THE US secretary of state has met with Saudi Arabia’s King Salman and his son Crown Prince Mohammed bin Salman over the disappearance and alleged killing of Saudi writer Jamal Khashoggi at the Saudi Consulate in Istanbul.

Pompeo landed in Riyadh yesterday morning and soon arrived at the royal palace, where King Salman greeted him. The US’ top diplomat thanked the king “for accepting my visit on behalf of President Trump” before going into a closed-door meeting.

Pompeo then met a smiling Prince Mohammed, the 33-year-old heir apparent to the throne of the world’s largest oil exporter.

Khashoggi fled Saudi Arabia and took up a self-imposed exile in the US after the prince’s rise.

“We are strong and old allies,” the prince told Pompeo as journalists watched. “We face our challenges together, the past, the day of, tomorrow.”

Trump, who dispatched Pompeo to speak to the monarch over Khashoggi’s disappearance, said on Monday after talking with King Salman that the slaying could have been carried out by “rogue killers”.

Trump provided no evidence but that statement potentially offers the US-allied kingdom a possible path out of a global diplomatic firestorm.

“The king firmly denied any knowledge of it,” Trump said. “It sounded to me like maybe these could have been rogue killers.

“I mean, who knows?
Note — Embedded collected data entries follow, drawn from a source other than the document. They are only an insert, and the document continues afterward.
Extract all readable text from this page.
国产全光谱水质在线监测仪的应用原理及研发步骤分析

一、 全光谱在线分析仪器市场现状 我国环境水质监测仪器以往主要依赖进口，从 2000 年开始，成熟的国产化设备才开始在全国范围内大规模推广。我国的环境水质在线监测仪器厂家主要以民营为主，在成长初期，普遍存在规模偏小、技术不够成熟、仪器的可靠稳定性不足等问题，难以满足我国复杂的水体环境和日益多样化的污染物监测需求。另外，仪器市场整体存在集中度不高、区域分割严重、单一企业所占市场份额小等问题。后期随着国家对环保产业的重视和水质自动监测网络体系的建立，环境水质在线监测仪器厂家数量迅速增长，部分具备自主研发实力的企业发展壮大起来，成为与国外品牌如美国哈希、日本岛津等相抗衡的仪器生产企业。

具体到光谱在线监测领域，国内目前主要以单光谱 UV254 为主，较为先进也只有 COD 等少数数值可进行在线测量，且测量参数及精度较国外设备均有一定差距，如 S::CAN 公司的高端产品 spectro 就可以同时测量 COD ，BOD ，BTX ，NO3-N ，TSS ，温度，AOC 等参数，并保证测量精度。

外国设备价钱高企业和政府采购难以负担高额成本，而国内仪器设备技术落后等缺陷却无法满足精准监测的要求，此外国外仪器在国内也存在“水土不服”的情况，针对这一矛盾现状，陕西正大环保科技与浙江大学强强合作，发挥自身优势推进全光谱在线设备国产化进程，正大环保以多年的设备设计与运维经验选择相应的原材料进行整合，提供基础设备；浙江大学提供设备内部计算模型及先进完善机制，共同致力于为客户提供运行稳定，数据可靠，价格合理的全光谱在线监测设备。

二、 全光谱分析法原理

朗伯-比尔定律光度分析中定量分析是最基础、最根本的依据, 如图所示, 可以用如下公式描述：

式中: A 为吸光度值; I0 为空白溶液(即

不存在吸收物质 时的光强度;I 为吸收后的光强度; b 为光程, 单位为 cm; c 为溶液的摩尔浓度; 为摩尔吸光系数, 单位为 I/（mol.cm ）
We’re going to try getting to the bottom of it very soon, but his was a flat denial.”

However, left unsaid was the fact that any decision in the ultraconservative kingdom rests solely with the ruling Al Saud family.

The meeting in Riyadh came just hours after a Turkish forensics team finished a search inside the Saudi Consulate, looking for evidence of the Washington Post columnist’s alleged killing and dismemberment.

The Saudi consul then left Istanbul for Saudi Arabia following an announcement that his official residence would be searched.

The Turkish foreign ministry said police will search Consul Mohammed al-Otaibi’s official residence and vehicles belonging to the consulate. 

Surveillance footage leaked in Turkish media shows vehicles moving between the consulate and the consul’s home after Khashoggi’s disappearance on October 2.

Turkish officials, who fear Saudi agents killed him in the consulate and disposed of his body, said evidence was found during the  initial search.

What evidence Turkish officials found was unknown, though President Recep Tayyip Erdogan said police sought traces of “toxic” materials and suggested parts of the consulate had been recently painted, without elaborating.

Saudi officials had unrestricted access to the consulate since Khashoggi’s disappearance without being stopped. Under the Vienna Convention, diplomatic posts are technically foreign soil that must be respected by host countries.

Saudi Arabia previously called allegations of murder “baseless”, but US media reports suggest the Saudis may acknowledge Khashoggi was killed there, perhaps as part of a botched interrogation.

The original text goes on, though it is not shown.